PURPOSE: Carfilzomib (formerly PR-171) is a novel proteasome inhibitor of the epoxyketone class that is selective and structurally distinct from bortezomib. Proteasome inhibition by carfilzomib is mechanistically irreversible. Consequently, proteasome inhibition is more sustained with carfilzomib than with bortezomib. EXPERIMENTAL DESIGN: In a phase 1 trial evaluating the safety and efficacy of carfilzomib in relapsed or refractory hematologic malignancies, eight dose groups of three to six patients received 5 consecutive days of carfilzomib i.v. push at doses of 1.2, 2.4, 4, 6, 8.4, 11, 15, and 20 mg/m2 within 14-day cycles. RESULTS: Twenty-nine patients enrolled that were relapsed or refractory after at least two prior therapies. Nonhematologic toxicities included fatigue, nausea, and diarrhea in more than one third of patients-mostly grade 1 or 2 in severity. At 20 mg/m2, grade 3 febrile neutropenia and grade 4 thrombocytopenia were reported, establishing 15 mg/m2 as the maximum tolerated dose. No grade 3 or 4 peripheral neuropathies were reported. Antitumor activity was observed at doses > or =11 mg/m2: one unconfirmed complete response (mantle cell), one partial response (multiple myeloma), and two minimal responses (multiple myeloma and Waldenstrom's macroglobulinemia). CONCLUSION: This is the first clinical use of carfilzomib that shows tolerability and clinical activity in multiple hematologic malignancies using consecutive-day dosing.
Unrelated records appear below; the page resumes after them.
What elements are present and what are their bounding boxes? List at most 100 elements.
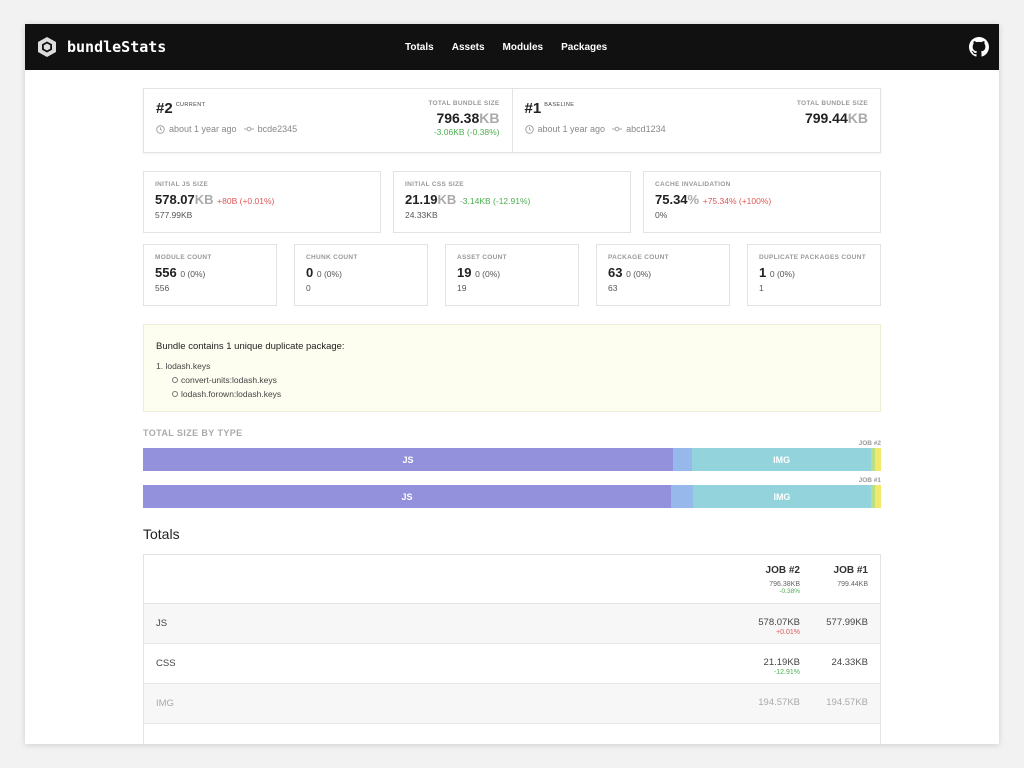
size-bar-job2: JS IMG [143, 448, 881, 471]
app-name: bundleStats [67, 38, 167, 56]
row-delta: +0.01% [776, 629, 800, 636]
totals-title: Totals [143, 526, 180, 542]
total-bundle-size-label: TOTAL BUNDLE SIZE [428, 100, 500, 107]
app-window: bundleStats Totals Assets Modules Packag… [25, 24, 999, 744]
row-name: JS [156, 618, 168, 629]
metric-baseline: 0% [655, 210, 668, 220]
metric-delta: -3.14KB (-12.91%) [459, 196, 531, 206]
hexagon-logo-icon [38, 37, 56, 57]
metric-chunk-count: CHUNK COUNT 0 0 (0%) 0 [294, 244, 428, 306]
row-job2-value: 21.19KB [763, 657, 800, 668]
table-row [144, 724, 880, 744]
nav-packages[interactable]: Packages [561, 42, 607, 53]
metric-baseline: 556 [155, 283, 170, 293]
column-header: JOB #2 [765, 565, 800, 576]
job-commit[interactable]: bcde2345 [258, 124, 298, 134]
bar-segment-js[interactable]: JS [143, 448, 674, 471]
nav-assets[interactable]: Assets [452, 42, 485, 53]
job-baseline: #1 BASELINE about 1 year ago abcd1234 TOT… [511, 89, 881, 152]
column-job2[interactable]: JOB #2 796.38KB -0.38% [766, 565, 800, 595]
metric-package-count: PACKAGE COUNT 63 0 (0%) 63 [596, 244, 730, 306]
clock-icon [524, 124, 534, 134]
bar-segment-other2[interactable] [875, 485, 881, 508]
bar-segment-img[interactable]: IMG [692, 448, 871, 471]
metric-label: MODULE COUNT [155, 254, 212, 261]
top-navbar: bundleStats Totals Assets Modules Packag… [25, 24, 999, 70]
metric-delta: 0 (0%) [316, 269, 342, 279]
job-current: #2 CURRENT about 1 year ago bcde2345 TOTA… [144, 89, 512, 152]
brand[interactable]: bundleStats [37, 24, 166, 70]
total-bundle-size: 799.44 [804, 110, 848, 126]
metric-baseline: 19 [457, 283, 467, 293]
bar-segment-css[interactable] [673, 448, 693, 471]
job-time: about 1 year ago [169, 124, 237, 134]
column-total: 796.38KB [769, 581, 800, 588]
metric-value: 556 [155, 265, 177, 280]
metric-delta: 0 (0%) [626, 269, 652, 279]
bar-segment-other2[interactable] [875, 448, 881, 471]
total-bundle-delta: -3.06KB (-0.38%) [433, 127, 500, 137]
metric-label: CACHE INVALIDATION [655, 181, 731, 188]
row-name: CSS [156, 658, 176, 669]
job-role: BASELINE [544, 102, 575, 108]
metric-baseline: 24.33KB [405, 210, 438, 220]
primary-metrics: INITIAL JS SIZE 578.07KB +80B (+0.01%) 5… [143, 171, 881, 233]
column-job1[interactable]: JOB #1 799.44KB [834, 565, 868, 588]
metric-cache-invalidation: CACHE INVALIDATION 75.34% +75.34% (+100%… [643, 171, 881, 233]
bar-segment-css[interactable] [670, 485, 694, 508]
column-total: 799.44KB [837, 581, 868, 588]
column-delta: -0.38% [779, 588, 800, 595]
nav-modules[interactable]: Modules [503, 42, 544, 53]
nav-totals[interactable]: Totals [405, 42, 434, 53]
metric-label: INITIAL CSS SIZE [405, 181, 464, 188]
metric-unit: % [687, 192, 700, 207]
metric-label: ASSET COUNT [457, 254, 507, 261]
metric-value: 0 [306, 265, 314, 280]
metric-asset-count: ASSET COUNT 19 0 (0%) 19 [445, 244, 579, 306]
job-number: #2 [156, 100, 173, 117]
metric-value: 1 [759, 265, 767, 280]
main-content: #2 CURRENT about 1 year ago bcde2345 TOTA… [143, 88, 881, 744]
row-job1-value: 577.99KB [826, 617, 868, 628]
metric-duplicate-packages-count: DUPLICATE PACKAGES COUNT 1 0 (0%) 1 [747, 244, 881, 306]
duplicate-packages-notice: Bundle contains 1 unique duplicate packa… [143, 324, 881, 412]
metric-initial-js: INITIAL JS SIZE 578.07KB +80B (+0.01%) 5… [143, 171, 381, 233]
metric-baseline: 1 [759, 283, 764, 293]
row-job1-value: 24.33KB [831, 657, 868, 668]
duplicate-package-path: lodash.forown:lodash.keys [172, 389, 868, 399]
duplicate-notice-title: Bundle contains 1 unique duplicate packa… [156, 341, 345, 352]
column-header: JOB #1 [833, 565, 868, 576]
metric-delta: 0 (0%) [769, 269, 795, 279]
github-icon[interactable] [969, 37, 989, 57]
row-job1-value: 194.57KB [826, 697, 868, 708]
metric-value: 63 [608, 265, 623, 280]
commit-icon [612, 126, 623, 132]
size-by-type-title: TOTAL SIZE BY TYPE [143, 428, 243, 438]
metric-unit: KB [437, 192, 457, 207]
metric-baseline: 577.99KB [155, 210, 193, 220]
table-row: IMG 194.57KB 194.57KB [144, 684, 880, 724]
size-unit: KB [847, 110, 868, 126]
size-bar-job1: JS IMG [143, 485, 881, 508]
totals-table-header: JOB #2 796.38KB -0.38% JOB #1 799.44KB [144, 555, 880, 604]
metric-value: 75.34 [655, 192, 688, 207]
metric-initial-css: INITIAL CSS SIZE 21.19KB -3.14KB (-12.91… [393, 171, 631, 233]
bar-segment-js[interactable]: JS [143, 485, 671, 508]
bar-segment-img[interactable]: IMG [693, 485, 871, 508]
metric-label: CHUNK COUNT [306, 254, 358, 261]
job-role: CURRENT [175, 102, 206, 108]
duplicate-package-list: 1. lodash.keys convert-units:lodash.keys… [156, 361, 868, 399]
metric-module-count: MODULE COUNT 556 0 (0%) 556 [143, 244, 277, 306]
metric-label: DUPLICATE PACKAGES COUNT [759, 254, 866, 261]
row-delta: -12.91% [773, 669, 800, 676]
job-commit[interactable]: abcd1234 [626, 124, 666, 134]
bar-label-job1: JOB #1 [858, 477, 881, 484]
row-job2-value: 578.07KB [758, 617, 800, 628]
metric-label: PACKAGE COUNT [608, 254, 669, 261]
commit-icon [243, 126, 254, 132]
metric-delta: +80B (+0.01%) [217, 196, 275, 206]
row-job2-value: 194.57KB [758, 697, 800, 708]
table-row: JS 578.07KB +0.01% 577.99KB [144, 604, 880, 644]
size-unit: KB [479, 110, 500, 126]
metric-label: INITIAL JS SIZE [155, 181, 209, 188]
Phase 1 trial of carfilzomib (PR-171) in combination with vorinostat (SAHA) in patients with relapsed or refractory B-cell lymphomas.[Pubmed:26284612]
Leuk Lymphoma. 2016;57(3):635-43.
A phase 1 study with carfilzomib and vorinostat was conducted in 20 B-cell lymphoma patients. Vorinostat was given orally twice daily on days 1, 2, 3, 8, 9, 10, 15, 16, and 17 followed by carfilzomib (given as a 30-min infusion) on days 1, 2, 8, 9, 15, and 16. A treatment cycle was 28 days. Dose escalation initially followed a standard 3 + 3 design, but adapted a more conservative accrual rule following dose de-escalation. The maximum tolerated dose was 20 mg/m2 carfilzomib and 100 mg vorinostat (twice daily). The dose-limiting toxicities were grade 3 pneumonitis, hyponatremia, and febrile neutropenia. One patient had a partial response and two patients had stable disease. Correlative studies showed a decrease in NF-kappaB activation and an increase in Bim levels in some patients, but these changes did not correlate with clinical response.